The end result for the loft was to have it be less damp and to add a mildew-resistant paint to the walls. That was it. I wound up having to put in a new floor, too, but it was still a pretty easy reno, regardless of the delay, and Eternabond not withstanding, I didn’t bust the budget getting things fixed.
It’s still damp up there, but it’s a different sort of dampness because it’s just window condensation rather than stagnant water from a leak. I will have to do more on the windows if I spend another winter in a cold, damp climate, but I wouldn’t consider that I have a problem at this point.
So, the loft at purchase:
Make a note of the too short, hospital-green curtain pushed in at the right there.
The loft about a year ago, after I added the pallets:
The loft after I emptied it at the start of the renos:
Same corner of the loft after I started to pull away wet material:
And that corner again with new flooring and the wall dried out:
The new quilt was a complete indulgence. I badly wanted something that would tie in all my colour choices and started looking at about the same time I moved into the rig. It took two years to find the ‘perfect’ quilt, and it was just $20, and at the Walmart in Omak of all places! At that price, I decided to indulge.
The fleece over it is, of course, for the kitties!
The ugly and too short hospital green curtain has been replaced by three dark green insulated curtains, the gorgeous colour of which doesn’t photograph well.
The instructions on them say DO NOT IRON, so I apologize for creases. I’ll try to steam them in the shower one night. These curtains were an amazing find by Donna. There is no way I could have made insulated curtains for $11 a panel.
This is what I intend to do for the other two windows:
Just a cheap polyester shower curtain (ie. something that can get wet without mildewing!) that I cut, hemmed, and added snaps to. I’ll be redoing that one; it was a test. Polyester is VERY hard to work with!
Notice the shelf above the window?
All I did was:
1) flip a window valance around so the top became the bottom and secure it above the window;
2) cut a piece from the big window valance to fill in the front;
3) glue and nail the front piece to the valance.
I’ve always had a shelf for storing things at night, but had to remember to move the things when I hit the road. Now, I don’t have to worry. Easy mod that will really increase the livability of the space!

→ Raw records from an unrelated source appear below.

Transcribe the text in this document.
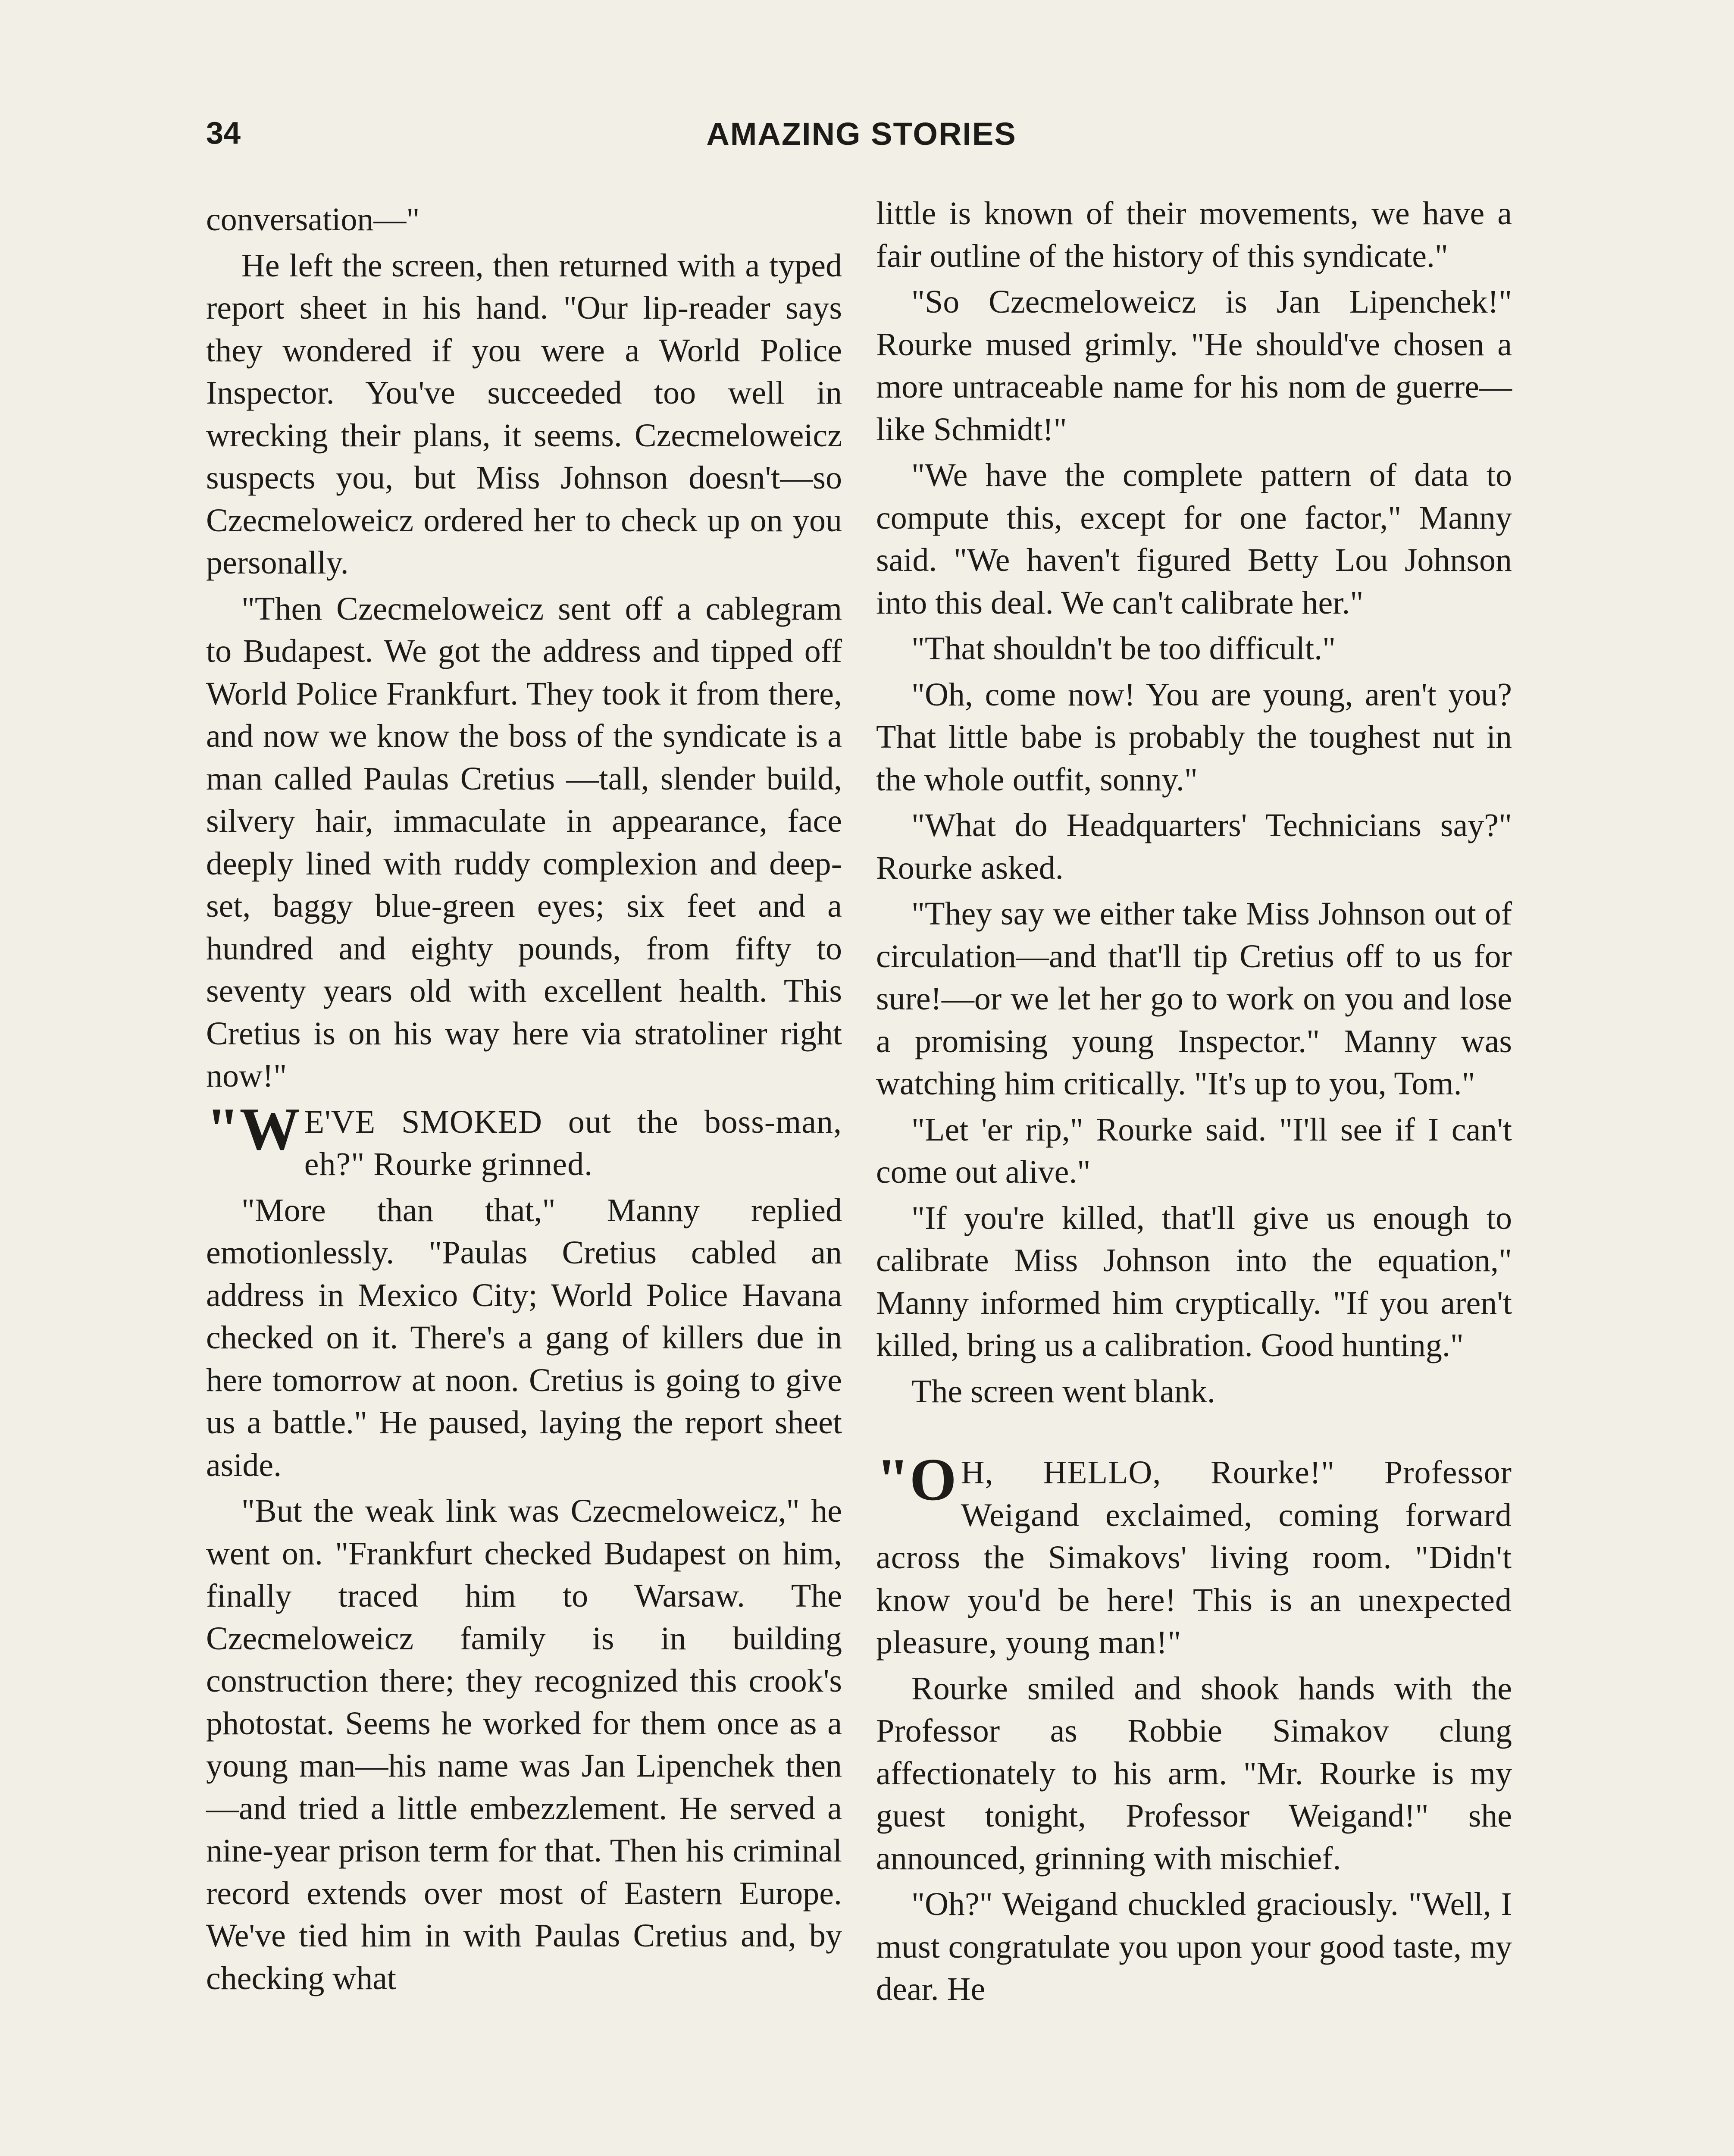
34	AMAZING STORIES

conversation—"

He left the screen, then returned with a typed report sheet in his hand. "Our lip-reader says they wondered if you were a World Police Inspector. You've succeeded too well in wrecking their plans, it seems. Czecmeloweicz suspects you, but Miss Johnson doesn't—so Czecmeloweicz ordered her to check up on you personally.

"Then Czecmeloweicz sent off a cablegram to Budapest. We got the address and tipped off World Police Frankfurt. They took it from there, and now we know the boss of the syndicate is a man called Paulas Cretius —tall, slender build, silvery hair, immaculate in appearance, face deeply lined with ruddy complexion and deep-set, baggy blue-green eyes; six feet and a hundred and eighty pounds, from fifty to seventy years old with excellent health. This Cretius is on his way here via stratoliner right now!"

"W E'VE SMOKED out the boss-man, eh?" Rourke grinned.

"More than that," Manny replied emotionlessly. "Paulas Cretius cabled an address in Mexico City; World Police Havana checked on it. There's a gang of killers due in here tomorrow at noon. Cretius is going to give us a battle." He paused, laying the report sheet aside.

"But the weak link was Czecmeloweicz," he went on. "Frankfurt checked Budapest on him, finally traced him to Warsaw. The Czecmeloweicz family is in building construction there; they recognized this crook's photostat. Seems he worked for them once as a young man—his name was Jan Lipenchek then—and tried a little embezzlement. He served a nine-year prison term for that. Then his criminal record extends over most of Eastern Europe. We've tied him in with Paulas Cretius and, by checking what

little is known of their movements, we have a fair outline of the history of this syndicate."

"So Czecmeloweicz is Jan Lipenchek!" Rourke mused grimly. "He should've chosen a more untraceable name for his nom de guerre—like Schmidt!"

"We have the complete pattern of data to compute this, except for one factor," Manny said. "We haven't figured Betty Lou Johnson into this deal. We can't calibrate her."

"That shouldn't be too difficult."

"Oh, come now! You are young, aren't you? That little babe is probably the toughest nut in the whole outfit, sonny."

"What do Headquarters' Technicians say?" Rourke asked.

"They say we either take Miss Johnson out of circulation—and that'll tip Cretius off to us for sure!—or we let her go to work on you and lose a promising young Inspector." Manny was watching him critically. "It's up to you, Tom."

"Let 'er rip," Rourke said. "I'll see if I can't come out alive."

"If you're killed, that'll give us enough to calibrate Miss Johnson into the equation," Manny informed him cryptically. "If you aren't killed, bring us a calibration. Good hunting."

The screen went blank.

"O H, HELLO, Rourke!" Professor Weigand exclaimed, coming forward across the Simakovs' living room. "Didn't know you'd be here! This is an unexpected pleasure, young man!"

Rourke smiled and shook hands with the Professor as Robbie Simakov clung affectionately to his arm. "Mr. Rourke is my guest tonight, Professor Weigand!" she announced, grinning with mischief.

"Oh?" Weigand chuckled graciously. "Well, I must congratulate you upon your good taste, my dear. He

My only disappointment with the redo is that to fit the dehumidifer in a practical location, I had to relegate the suitcase to the foot of the bed, so I lost my headboard and now have an item that is purely ‘stored’ instead of being used actively. And, no, sleeping with my head at the other end of the bed is not an option because of the ladder placement. And, no, moving the ladder is not an option because of reading chair placement.
Here’s the dehumidifier:
How perfect a place for it is that? It’s space that I never used and I will never have to worry about the dehumidifer when I’m traveling. I have plenty of room to pull out the bucket of water, which I can empty out the window! I did consider the option of making a hole in the wall for attaching a drain hose, but I don’t see any reason to do that when I can empty the bucket so easily.
You may notice the less than crisp edge on the yellow in that last picture; it’s so that there will be a less obvious delineation between the paint jobs in the library and loft.
Both kitties are thrilled with the new space and happy to lie on their fleece blankets:
I’m really happy with this reno and cannot believe what a burst of colour can do to my mood.